Here's why you should study abroad now more than ever
In 2015, a record number of Americans took to the skies for international travel destinations. According to the National Travel & Tourism Office, international travel by U.S. citizens increased by 7.7% last year. And with the U.S. State Department expecting to issue 17 million new and renewed passports this year — a 1.5 million increase over last year — that trend looks likely to continue.
At a time when transatlantic politics — from the isolationist strains of the American presidential campaign to Brexit — urge a retreat from a perilous world, it's an encouraging sign that Americans still want to see and be a part of that world. Even more encouraging is how many of them are students.
In the 2013-2014 academic year, 304,467 American students studied in other countries — a 5.2% increase over last year, according to NAFSA: Association of International Educators, and a threefold increase over the past two decades. This bodes well not only for American businesses looking to hire young people with experience abroad, but also for this generation's commitment to exploring the planet.
"Overall, parents, schools and universities believe that travel really is the answer to exposing students worldwide to other cultures, building tolerance and awareness and a greater understanding of the world outside their own homes," Carylann Assante, executive director of the Student & Youth Travel Association (SYTA), said in an interview. "Our studies show the very positive social impact of travel."
According a SYTA survey of U.S. teachers, student group leaders and tour operators, 74% of students who studied internationally reported an increased tolerance of other cultures and ethnicities after traveling.
For New York University alum Dalanee Hester, 22, studying abroad in Paris and Sydney was like "stepping out of the small bubble I live in and thinking about how someone in a different bubble could see a situation in a totally different way," she said in an email.
A worldly workforce. Johanna Li spent her freshman year in Paris in 2012 and credits the experience with developing her sense of courage and empathy. "I've become more daring, more willing to take chances, more willing to say 'yes' rather than 'that's not in my comfort zone,'" said Li, 22, in an email. "I've learned to strike [up] a conversation with anyone on the streets. I've learned to be flexible and empathetic to others' experiences."
According to Janet Alperstein, Assistant Vice President of New York University's Office of Global Programs, this sort of experience is "invaluable" to employers. "Studying abroad can help students develop cross-cultural competencies, which are critical to succeeding in today's increasingly interconnected world," said Alperstein in an email.
The U.S. government similarly recognizes the benefits of international education and exposure. Offering a range of different ways to interact with the global community, the State Department promotes high-school and college study trips, internships, and volunteering opportunities, with programs ranging from two weeks to a full year abroad and opportunities for financial aid.

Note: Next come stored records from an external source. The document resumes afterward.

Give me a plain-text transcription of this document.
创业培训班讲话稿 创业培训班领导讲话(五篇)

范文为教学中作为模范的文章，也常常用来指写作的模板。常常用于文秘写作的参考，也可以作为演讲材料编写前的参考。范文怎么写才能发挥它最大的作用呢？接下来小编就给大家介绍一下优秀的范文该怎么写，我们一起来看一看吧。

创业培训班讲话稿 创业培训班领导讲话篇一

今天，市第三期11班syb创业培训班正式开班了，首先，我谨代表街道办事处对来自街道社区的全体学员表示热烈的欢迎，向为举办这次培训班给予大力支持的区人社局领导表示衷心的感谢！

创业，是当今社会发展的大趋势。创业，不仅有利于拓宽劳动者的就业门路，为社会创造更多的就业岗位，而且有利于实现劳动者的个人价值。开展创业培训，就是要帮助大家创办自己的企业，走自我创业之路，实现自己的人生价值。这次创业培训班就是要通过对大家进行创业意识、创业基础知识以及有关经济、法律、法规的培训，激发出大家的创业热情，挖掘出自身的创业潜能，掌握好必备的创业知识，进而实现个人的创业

Rejecting xenophobia. Beyond the more immediate benefit of enhancing your professional marketability, studying abroad offers an essential antidote to the fear-mongering and nationalist politics gaining ground in Europe and the U.S.
Hester found the doomsayers' warnings about the dangerous world abroad to be "infuriating" compared to her actual experience. "The descriptions of places I visited as dangerous or scary paired with broad generalization about entire groups of people seemed ridiculous to me," she said.

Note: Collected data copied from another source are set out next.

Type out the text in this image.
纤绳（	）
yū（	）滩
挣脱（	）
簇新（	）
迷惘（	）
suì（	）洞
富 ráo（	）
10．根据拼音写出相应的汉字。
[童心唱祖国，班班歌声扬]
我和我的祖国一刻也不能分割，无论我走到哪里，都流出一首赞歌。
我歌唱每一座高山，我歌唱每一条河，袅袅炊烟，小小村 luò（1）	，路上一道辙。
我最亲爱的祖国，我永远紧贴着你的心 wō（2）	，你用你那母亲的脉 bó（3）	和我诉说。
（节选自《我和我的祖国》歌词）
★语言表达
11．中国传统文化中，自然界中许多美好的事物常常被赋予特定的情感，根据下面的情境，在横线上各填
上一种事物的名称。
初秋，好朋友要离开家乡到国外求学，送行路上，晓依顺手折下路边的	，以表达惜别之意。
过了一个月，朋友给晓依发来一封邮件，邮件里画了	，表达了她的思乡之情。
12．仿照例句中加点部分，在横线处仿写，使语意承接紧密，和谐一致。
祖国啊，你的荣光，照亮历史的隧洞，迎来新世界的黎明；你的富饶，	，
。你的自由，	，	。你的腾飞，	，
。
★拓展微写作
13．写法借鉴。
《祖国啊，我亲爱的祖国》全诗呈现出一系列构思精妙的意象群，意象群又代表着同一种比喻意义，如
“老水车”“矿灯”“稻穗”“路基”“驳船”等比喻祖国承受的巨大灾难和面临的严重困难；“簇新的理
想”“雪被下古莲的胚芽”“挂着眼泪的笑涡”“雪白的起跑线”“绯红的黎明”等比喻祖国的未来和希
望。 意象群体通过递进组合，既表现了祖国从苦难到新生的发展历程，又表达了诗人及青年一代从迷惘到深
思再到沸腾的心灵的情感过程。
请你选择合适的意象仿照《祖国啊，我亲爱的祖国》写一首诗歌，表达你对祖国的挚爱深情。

When considering an opportunity to complete her master's degree in public health in London for the upcoming academic year, Katie Ottman, 25, saw the recent referendum on British independence from the European Union as cause for both concern and inspiration.
"I wasn't sure how Brexit would affect the political climate," said Ottman, who was put off by the anti-immigrant and Islamophobic sentiments that came out of the Leave camp. But she saw the decision to study abroad as a defiant act of openness and optimism.
"The only way that our generation and the next can overcome prejudice and xenophobia is by interacting with individuals from other parts of the world," Ottman said. "The best way is to work to restore compassion between different cultures through communication and understanding."